Boeing’s three 737 MAX production lines are each producing aircraft well below the notional maximum capacity of 20-21 per month. In recent months, the company produced about 25 per month combined, or about eight per line, data compiled by Aero Analysis Partners/AIR shows.
At that pace, stopping a fuselage—and all progress on one line—to correct issues is disruptive but not disastrous. Two other lines can pick up the slack, accepting aircraft flowing into the system.
But achieving Boeing’s notional target of 50-plus per month within two years will test its new protocols. Managing inevitable traveled work effectively and consistently becomes not just a goal but a requirement. The company says changes to its work-in-progress (WIP) rack process will help meet that challenge.
The WIP racks are for incomplete work. Issues caused by missing or nonconforming parts are managed using a different process. The concept is simple enough, yet more systematic than what Boeing used before.
WIP racks, which are not new, are metal cages that house parts needed to complete jobs. Under a process introduced in April across all 737 production—the three 737 MAX lines and the dedicated P-8 line—and that is steadily being expanded to all final assembly facilities, parts and their installation plans are loaded onto the racks and electronically tagged using a barcode. Racks now move with the fuselages, and their contents are inventoried at each station.

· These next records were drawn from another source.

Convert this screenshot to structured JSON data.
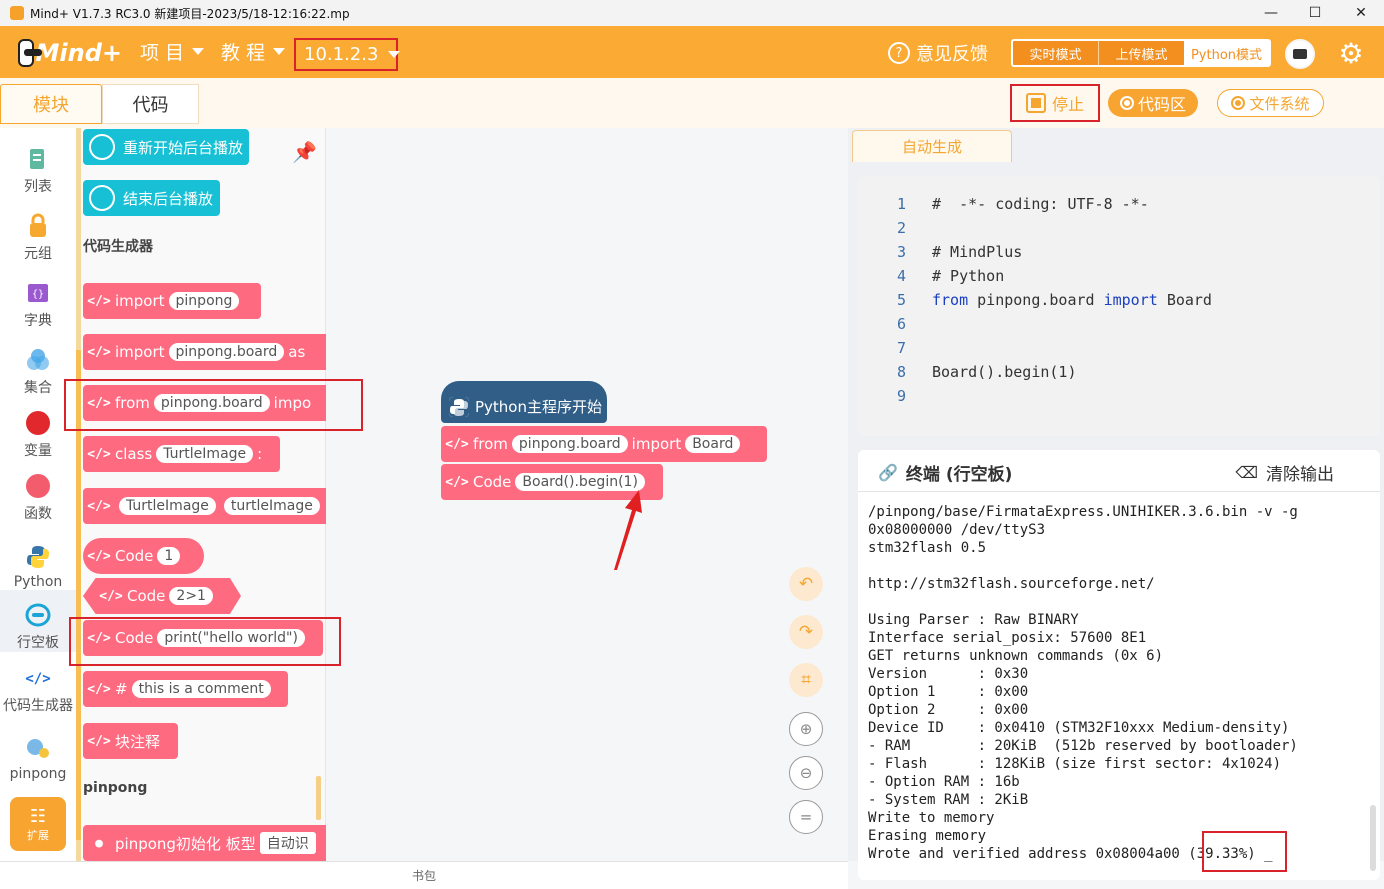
{
  "window": {
    "title": "Mind+ V1.7.3 RC3.0   新建项目-2023/5/18-12:16:22.mp",
    "min": "—",
    "max": "☐",
    "close": "✕"
  },
  "menubar": {
    "logo_text": "Mind+",
    "project": "项 目",
    "tutorial": "教 程",
    "version": "10.1.2.3",
    "feedback": "意见反馈",
    "modes": [
      "实时模式",
      "上传模式",
      "Python模式"
    ],
    "active_mode": "Python模式"
  },
  "tabs": {
    "blocks": "模块",
    "code": "代码"
  },
  "actions": {
    "stop": "停止",
    "code_area": "代码区",
    "file_system": "文件系统"
  },
  "categories": [
    {
      "label": "列表",
      "icon": "list-icon",
      "color": "#5fb9a0"
    },
    {
      "label": "元组",
      "icon": "tuple-lock-icon",
      "color": "#f6a82f"
    },
    {
      "label": "字典",
      "icon": "dict-icon",
      "color": "#9b59d0"
    },
    {
      "label": "集合",
      "icon": "set-icon",
      "color": "#47a6e8"
    },
    {
      "label": "变量",
      "icon": "variable-icon",
      "color": "#e0282d"
    },
    {
      "label": "函数",
      "icon": "function-icon",
      "color": "#f35c6c"
    },
    {
      "label": "Python",
      "icon": "python-icon",
      "color": "#3776ab"
    },
    {
      "label": "行空板",
      "icon": "unihiker-icon",
      "color": "#1aa5d6"
    },
    {
      "label": "代码生成器",
      "icon": "code-generator-icon",
      "color": "#1f6fd6"
    },
    {
      "label": "pinpong",
      "icon": "pinpong-icon",
      "color": "#7ab8e8"
    }
  ],
  "extension": "扩展",
  "palette": {
    "audio_restart": "重新开始后台播放",
    "audio_stop": "结束后台播放",
    "section_codegen": "代码生成器",
    "blocks": [
      {
        "kw": "import",
        "field": "pinpong",
        "tail": ""
      },
      {
        "kw": "import",
        "field": "pinpong.board",
        "tail": "as"
      },
      {
        "kw": "from",
        "field": "pinpong.board",
        "tail": "impo"
      },
      {
        "kw": "class",
        "field": "TurtleImage",
        "tail": ":"
      },
      {
        "kw": "",
        "field": "TurtleImage",
        "field2": "turtleImage"
      },
      {
        "kw": "Code",
        "field": "1"
      },
      {
        "kw": "Code",
        "field": "2>1"
      },
      {
        "kw": "Code",
        "field": "print(\"hello world\")"
      },
      {
        "kw": "#",
        "field": "this is a comment"
      },
      {
        "kw": "块注释"
      }
    ],
    "section_pinpong": "pinpong",
    "pinpong_init": "pinpong初始化 板型",
    "pinpong_init_field": "自动识"
  },
  "workspace": {
    "hat": "Python主程序开始",
    "block_from": {
      "kw": "from",
      "field1": "pinpong.board",
      "mid": "import",
      "field2": "Board"
    },
    "block_code": {
      "kw": "Code",
      "field": "Board().begin(1)"
    }
  },
  "code_panel": {
    "tab": "自动生成",
    "lines": [
      {
        "n": "1",
        "t": "#  -*- coding: UTF-8 -*-"
      },
      {
        "n": "2",
        "t": ""
      },
      {
        "n": "3",
        "t": "# MindPlus"
      },
      {
        "n": "4",
        "t": "# Python"
      },
      {
        "n": "5",
        "t": "from pinpong.board import Board"
      },
      {
        "n": "6",
        "t": ""
      },
      {
        "n": "7",
        "t": ""
      },
      {
        "n": "8",
        "t": "Board().begin(1)"
      },
      {
        "n": "9",
        "t": ""
      }
    ]
  },
  "terminal": {
    "title": "终端 (行空板)",
    "clear": "清除输出",
    "output": "/pinpong/base/FirmataExpress.UNIHIKER.3.6.bin -v -g\n0x08000000 /dev/ttyS3\nstm32flash 0.5\n\nhttp://stm32flash.sourceforge.net/\n\nUsing Parser : Raw BINARY\nInterface serial_posix: 57600 8E1\nGET returns unknown commands (0x 6)\nVersion      : 0x30\nOption 1     : 0x00\nOption 2     : 0x00\nDevice ID    : 0x0410 (STM32F10xxx Medium-density)\n- RAM        : 20KiB  (512b reserved by bootloader)\n- Flash      : 128KiB (size first sector: 4x1024)\n- Option RAM : 16b\n- System RAM : 2KiB\nWrite to memory\nErasing memory\nWrote and verified address 0x08004a00 (39.33%) _"
  },
  "bottom": "书包",
  "colors": {
    "brand": "#fbab33",
    "block_pink": "#fe6a80",
    "block_cyan": "#17c0d4",
    "python_hat": "#305e86",
    "highlight": "#d8232a"
  }
}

Before, parts often would disappear daily from the racks as mechanics sourced material needed to finish jobs. The new electronic tracking links parts not just to their WIP carts, but also to mechanics who check them out. Jobs are being completed more quickly, and reports of lost parts have dropped to 1-2 per week.
A fifth line for 737 MAXs is being set up in Everett, Washington, the site of 747 production and, more recently, extensive rework on 787s. That line is subject to FAA approval that Boeing must earn by demonstrating consistency on its existing ones and will give the airframer capacity to ramp up steadily while honing its refined processes.
The road ahead is long, but Boeing executives are confident the company is heading in the right direction.
“We have slowed down our factories over the last few months to make sure that these measures are under control and our factory is under control,” Lund said. “The results show it.”